Under the new administration, she was given one contract in 2016 by Minister Lawrence at the Palms and she conducted an assessment and presented a report. She was not engaged again but later saw a newspaper report, which stated that the recommendations she submitted were being implemented by the ministry.

 ‘Accepted norm’

For Goodman, one of the difficulties upon her return was understanding the culture and she found a lot that was disturbing.

“Sexual abuse of children is a culturally accepted norm in Guyana,” Goodman charged, before adding that she believes that the change agents need to ask the question ‘How do we change cultural norms?’ She believes that the root is economics as there is a dependency syndrome, where women go from generation to generation depending on men.

“There is also a cultural norm of abandonment, there is abandonment of children and the elderly and this a cultural norm,” she said.

Further, she said, Guyanese do not know their rights and she pointed out that in other countries no matter how poor persons are, they know their rights. “…It is not so in Guyana. Even the educated don’t know their rights and if people don’t know their rights, it is easier for governments to further oppress them,” she added.

There is a need, Goodman said, for social programmes to be recognised as entrepreneurship but instead the state operates as if they are the sole agents of social programmes, which they purchase from foreigners and which many times are not applicable to Guyanese society.

Goodman revealed that she designed a mental health programme, which she taught at the Institute for Distance and Continuing Education from 2011 to 2013, and which focused on preparing the work force to identify the early signs of mental disorders.

A similar programme was done at Critchlow Labour College back in 2014, but following the proroguing of the National Assembly in that same year, it was derailed. She believes that she is well grounded with the people in the communities but she said while people are calling for services and screenings are done, when they hear they have to pay clients do not return.

 Refuge Centre

Since her return Goodman has opened a refuge centre at Melanie, East Coast Demerara, where she offers a psychosocial treatment programme for women who have mental health issues, are abusers of their children and who may have been abused themselves as children.

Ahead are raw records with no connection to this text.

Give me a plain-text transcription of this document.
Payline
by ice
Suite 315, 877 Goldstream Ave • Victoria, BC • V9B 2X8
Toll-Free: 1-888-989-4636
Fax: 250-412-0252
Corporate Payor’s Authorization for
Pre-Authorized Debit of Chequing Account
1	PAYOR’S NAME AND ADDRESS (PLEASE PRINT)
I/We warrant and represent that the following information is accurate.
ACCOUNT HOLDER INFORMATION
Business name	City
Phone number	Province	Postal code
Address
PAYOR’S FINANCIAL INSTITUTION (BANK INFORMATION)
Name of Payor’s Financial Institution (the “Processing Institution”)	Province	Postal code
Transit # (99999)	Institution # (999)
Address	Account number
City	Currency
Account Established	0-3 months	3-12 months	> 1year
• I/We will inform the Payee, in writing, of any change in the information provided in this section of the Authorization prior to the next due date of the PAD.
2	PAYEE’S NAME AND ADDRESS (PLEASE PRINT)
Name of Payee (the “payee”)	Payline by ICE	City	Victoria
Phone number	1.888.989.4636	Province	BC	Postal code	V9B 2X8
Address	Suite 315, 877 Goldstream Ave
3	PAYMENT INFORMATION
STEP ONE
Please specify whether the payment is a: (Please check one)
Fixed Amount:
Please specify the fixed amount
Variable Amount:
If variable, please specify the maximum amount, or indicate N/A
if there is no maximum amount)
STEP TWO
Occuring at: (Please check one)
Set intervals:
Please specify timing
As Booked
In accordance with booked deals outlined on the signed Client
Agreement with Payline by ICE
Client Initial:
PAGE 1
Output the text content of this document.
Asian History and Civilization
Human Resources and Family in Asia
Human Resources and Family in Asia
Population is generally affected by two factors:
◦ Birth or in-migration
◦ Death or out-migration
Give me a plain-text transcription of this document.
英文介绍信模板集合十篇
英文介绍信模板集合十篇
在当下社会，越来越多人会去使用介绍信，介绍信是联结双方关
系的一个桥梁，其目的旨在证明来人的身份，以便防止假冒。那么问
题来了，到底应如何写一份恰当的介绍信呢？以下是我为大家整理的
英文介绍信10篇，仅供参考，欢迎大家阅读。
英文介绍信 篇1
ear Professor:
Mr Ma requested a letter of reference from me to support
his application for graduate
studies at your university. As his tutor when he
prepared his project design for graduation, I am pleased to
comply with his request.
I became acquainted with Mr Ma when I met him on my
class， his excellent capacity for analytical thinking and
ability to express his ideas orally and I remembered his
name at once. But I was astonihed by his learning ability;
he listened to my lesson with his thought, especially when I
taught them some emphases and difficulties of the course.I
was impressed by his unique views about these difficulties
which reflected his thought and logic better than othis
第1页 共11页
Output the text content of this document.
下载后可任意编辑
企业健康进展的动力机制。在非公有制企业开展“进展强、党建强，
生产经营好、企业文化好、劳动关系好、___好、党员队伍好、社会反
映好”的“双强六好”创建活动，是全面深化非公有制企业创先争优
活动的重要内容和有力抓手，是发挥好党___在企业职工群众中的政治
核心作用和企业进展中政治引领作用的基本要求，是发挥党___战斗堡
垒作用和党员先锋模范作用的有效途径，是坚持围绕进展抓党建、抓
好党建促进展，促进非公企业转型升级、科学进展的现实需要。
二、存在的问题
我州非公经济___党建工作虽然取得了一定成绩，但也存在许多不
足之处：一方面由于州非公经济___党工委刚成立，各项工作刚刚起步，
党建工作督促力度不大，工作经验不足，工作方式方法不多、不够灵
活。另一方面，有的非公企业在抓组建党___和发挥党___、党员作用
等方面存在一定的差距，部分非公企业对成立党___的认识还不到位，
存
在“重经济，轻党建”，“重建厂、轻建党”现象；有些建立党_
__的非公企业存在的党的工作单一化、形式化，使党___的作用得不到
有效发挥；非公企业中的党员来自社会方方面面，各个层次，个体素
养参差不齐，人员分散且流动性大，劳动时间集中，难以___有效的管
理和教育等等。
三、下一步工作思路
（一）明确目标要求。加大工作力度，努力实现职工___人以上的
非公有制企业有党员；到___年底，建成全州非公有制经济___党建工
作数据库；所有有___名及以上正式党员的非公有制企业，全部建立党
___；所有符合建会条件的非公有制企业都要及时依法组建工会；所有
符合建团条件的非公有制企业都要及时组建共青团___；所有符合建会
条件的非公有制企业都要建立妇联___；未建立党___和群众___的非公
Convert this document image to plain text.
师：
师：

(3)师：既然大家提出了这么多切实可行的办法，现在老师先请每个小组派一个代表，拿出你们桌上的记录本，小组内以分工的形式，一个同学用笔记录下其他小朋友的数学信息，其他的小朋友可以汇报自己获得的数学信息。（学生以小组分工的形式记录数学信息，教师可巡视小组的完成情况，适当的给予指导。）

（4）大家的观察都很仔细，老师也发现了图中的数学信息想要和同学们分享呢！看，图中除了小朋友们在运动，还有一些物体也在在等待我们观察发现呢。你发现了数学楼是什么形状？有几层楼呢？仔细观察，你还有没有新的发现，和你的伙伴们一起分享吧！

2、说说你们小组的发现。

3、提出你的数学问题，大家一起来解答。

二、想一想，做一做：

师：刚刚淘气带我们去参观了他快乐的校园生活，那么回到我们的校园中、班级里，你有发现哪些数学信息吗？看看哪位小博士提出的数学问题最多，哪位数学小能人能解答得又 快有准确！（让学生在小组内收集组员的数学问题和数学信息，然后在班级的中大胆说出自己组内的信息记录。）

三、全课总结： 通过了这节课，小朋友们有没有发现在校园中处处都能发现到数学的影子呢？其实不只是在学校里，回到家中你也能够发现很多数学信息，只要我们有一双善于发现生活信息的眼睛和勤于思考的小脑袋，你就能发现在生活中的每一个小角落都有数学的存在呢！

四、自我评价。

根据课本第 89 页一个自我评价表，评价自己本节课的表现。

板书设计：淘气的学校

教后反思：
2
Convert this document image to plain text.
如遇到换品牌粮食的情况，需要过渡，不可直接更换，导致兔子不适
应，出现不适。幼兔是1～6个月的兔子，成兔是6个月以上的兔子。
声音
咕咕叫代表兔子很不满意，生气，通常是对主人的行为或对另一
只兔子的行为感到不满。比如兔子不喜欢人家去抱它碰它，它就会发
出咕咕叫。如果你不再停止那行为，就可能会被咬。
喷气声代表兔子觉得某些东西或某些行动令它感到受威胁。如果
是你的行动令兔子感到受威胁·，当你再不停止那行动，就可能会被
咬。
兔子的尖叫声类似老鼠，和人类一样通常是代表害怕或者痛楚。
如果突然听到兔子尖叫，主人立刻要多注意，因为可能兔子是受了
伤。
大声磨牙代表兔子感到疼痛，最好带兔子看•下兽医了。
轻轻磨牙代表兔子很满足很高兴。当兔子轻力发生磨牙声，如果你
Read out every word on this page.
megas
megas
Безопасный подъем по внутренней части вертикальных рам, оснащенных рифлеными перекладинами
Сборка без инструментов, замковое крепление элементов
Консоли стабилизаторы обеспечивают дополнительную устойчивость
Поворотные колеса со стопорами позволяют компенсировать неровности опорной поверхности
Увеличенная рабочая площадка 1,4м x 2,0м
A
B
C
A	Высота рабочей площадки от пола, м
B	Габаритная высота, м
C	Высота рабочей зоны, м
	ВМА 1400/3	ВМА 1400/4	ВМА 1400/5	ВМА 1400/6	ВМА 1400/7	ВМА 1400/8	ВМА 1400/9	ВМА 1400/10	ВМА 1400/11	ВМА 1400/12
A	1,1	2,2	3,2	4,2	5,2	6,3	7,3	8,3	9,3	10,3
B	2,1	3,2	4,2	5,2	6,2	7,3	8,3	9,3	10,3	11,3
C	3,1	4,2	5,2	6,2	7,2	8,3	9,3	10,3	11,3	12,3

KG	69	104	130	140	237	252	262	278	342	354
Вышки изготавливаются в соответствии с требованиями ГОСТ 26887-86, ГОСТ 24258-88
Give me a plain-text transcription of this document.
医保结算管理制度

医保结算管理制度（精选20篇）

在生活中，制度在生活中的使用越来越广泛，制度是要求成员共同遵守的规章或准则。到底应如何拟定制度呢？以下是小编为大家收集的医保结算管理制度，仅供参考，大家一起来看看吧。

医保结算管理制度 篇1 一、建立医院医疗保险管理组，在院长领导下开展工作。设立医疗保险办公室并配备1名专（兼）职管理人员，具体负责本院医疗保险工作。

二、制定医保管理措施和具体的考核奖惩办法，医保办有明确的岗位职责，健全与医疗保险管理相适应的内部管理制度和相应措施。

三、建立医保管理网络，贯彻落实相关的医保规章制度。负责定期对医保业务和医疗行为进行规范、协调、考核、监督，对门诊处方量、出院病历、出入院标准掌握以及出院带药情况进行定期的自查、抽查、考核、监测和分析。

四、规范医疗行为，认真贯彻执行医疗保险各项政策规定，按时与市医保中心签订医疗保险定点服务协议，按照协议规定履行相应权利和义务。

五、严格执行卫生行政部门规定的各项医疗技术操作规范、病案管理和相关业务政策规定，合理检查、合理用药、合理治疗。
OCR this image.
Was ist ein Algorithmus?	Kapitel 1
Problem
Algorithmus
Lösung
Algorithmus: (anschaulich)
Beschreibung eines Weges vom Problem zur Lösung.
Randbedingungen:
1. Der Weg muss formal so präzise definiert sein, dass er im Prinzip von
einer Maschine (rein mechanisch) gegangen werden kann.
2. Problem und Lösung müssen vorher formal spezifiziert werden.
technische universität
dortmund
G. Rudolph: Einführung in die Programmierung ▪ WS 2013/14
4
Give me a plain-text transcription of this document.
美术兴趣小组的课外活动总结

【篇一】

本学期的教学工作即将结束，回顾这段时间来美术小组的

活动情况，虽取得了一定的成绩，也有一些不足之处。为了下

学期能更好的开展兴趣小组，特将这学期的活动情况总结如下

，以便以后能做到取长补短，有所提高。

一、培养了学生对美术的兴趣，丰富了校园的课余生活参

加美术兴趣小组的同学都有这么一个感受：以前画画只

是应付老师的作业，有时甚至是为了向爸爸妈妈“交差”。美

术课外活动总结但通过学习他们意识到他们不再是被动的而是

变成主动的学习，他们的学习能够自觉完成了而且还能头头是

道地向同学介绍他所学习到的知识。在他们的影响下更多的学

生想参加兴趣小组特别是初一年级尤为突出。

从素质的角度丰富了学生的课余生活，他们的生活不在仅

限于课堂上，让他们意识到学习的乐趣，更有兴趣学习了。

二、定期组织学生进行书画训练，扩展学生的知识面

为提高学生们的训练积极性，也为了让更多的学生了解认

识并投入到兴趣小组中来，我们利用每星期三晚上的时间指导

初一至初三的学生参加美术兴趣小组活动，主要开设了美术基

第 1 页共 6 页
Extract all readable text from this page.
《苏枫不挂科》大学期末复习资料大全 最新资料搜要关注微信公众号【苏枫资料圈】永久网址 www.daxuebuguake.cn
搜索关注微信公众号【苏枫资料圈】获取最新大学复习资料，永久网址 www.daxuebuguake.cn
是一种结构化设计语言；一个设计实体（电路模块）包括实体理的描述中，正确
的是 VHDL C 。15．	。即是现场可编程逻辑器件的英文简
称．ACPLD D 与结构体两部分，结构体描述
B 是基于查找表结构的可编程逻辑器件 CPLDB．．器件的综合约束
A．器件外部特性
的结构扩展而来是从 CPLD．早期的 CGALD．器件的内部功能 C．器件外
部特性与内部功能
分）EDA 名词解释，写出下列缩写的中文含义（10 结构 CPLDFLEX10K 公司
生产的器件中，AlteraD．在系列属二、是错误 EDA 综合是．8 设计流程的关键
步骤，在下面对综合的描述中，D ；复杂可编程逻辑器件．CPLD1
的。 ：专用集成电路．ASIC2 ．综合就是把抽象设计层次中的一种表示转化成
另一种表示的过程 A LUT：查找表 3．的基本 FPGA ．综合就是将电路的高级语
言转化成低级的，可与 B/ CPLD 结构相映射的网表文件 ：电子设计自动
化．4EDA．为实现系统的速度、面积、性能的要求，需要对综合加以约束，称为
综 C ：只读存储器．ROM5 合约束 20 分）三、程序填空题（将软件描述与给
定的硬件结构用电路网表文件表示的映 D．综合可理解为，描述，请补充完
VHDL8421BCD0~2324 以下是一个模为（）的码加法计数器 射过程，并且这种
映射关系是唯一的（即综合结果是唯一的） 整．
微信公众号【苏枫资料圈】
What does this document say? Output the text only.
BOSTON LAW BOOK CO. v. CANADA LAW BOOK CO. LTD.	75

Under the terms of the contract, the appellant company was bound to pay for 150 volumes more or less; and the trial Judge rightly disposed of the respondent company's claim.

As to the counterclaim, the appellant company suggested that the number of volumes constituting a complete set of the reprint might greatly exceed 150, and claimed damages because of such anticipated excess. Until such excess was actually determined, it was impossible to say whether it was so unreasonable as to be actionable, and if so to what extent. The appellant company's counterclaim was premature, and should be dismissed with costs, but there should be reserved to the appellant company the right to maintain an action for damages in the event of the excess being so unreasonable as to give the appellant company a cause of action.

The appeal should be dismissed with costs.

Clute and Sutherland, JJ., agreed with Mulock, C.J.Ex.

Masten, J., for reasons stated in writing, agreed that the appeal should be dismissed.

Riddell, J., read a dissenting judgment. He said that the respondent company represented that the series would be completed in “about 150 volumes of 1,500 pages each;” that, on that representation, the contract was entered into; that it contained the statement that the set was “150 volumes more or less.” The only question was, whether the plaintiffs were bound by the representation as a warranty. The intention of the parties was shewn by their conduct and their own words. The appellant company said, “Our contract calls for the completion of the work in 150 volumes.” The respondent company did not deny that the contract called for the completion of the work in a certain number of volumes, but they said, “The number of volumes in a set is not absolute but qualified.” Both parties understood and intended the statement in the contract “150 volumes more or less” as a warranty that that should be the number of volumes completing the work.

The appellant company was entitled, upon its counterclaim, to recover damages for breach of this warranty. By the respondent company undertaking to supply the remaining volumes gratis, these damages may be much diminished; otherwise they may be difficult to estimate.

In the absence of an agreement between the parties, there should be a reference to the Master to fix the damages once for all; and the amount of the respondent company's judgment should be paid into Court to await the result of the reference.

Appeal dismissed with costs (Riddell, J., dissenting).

It was launched in 2014 and it was envisioned that it would have worked in collaboration with the state, since the state has access to the perpetrators.

The centre has ten available beds and is marketed as an emergency crisis centre which treats people who are displaying symptoms of psychotic and disrupted behaviours that lead to mental disorders.

But the beds remain empty as those who need the service are unable to pay for same and the state seems least interested, according to Goodman. Only two women took up residence in the centre since it opened.

“People who need the service, they can’t afford the service,” she noted, revealing that the treatment regimen costs $87,000 for boarding, food, assessment and intervention.

The centre also offers counselling sessions, which cost $5,000 for every hour. It is staffed by four persons.

“People would come for two, three weeks, once a week, and then they stop because of the payment,” Goodman said, while adding that persons in crisis may need first to be stabilised and have two or three sessions a week before the sessions are reduced to once a week.

The centre does pro bono work and Goodman said that in those cases persons do not miss sessions and this also involves making home visits and visiting the schools of affected children. Goodman and her team also go into the communities and hold self-esteem sessions, which are held for ten weeks free of cost and they have found that people turn up to the sessions. In 2016 alone, some nine communities on the East Coast were covered.

“People do not value therapy…they would love to have it if they did not have to pay. But it is not a service they attach monetary value to. When they have to take action to correct a behaviour and take ownership, they rather walk away from the treatment. It is more painful to correct it and becomes easier to live with,” Goodman shared.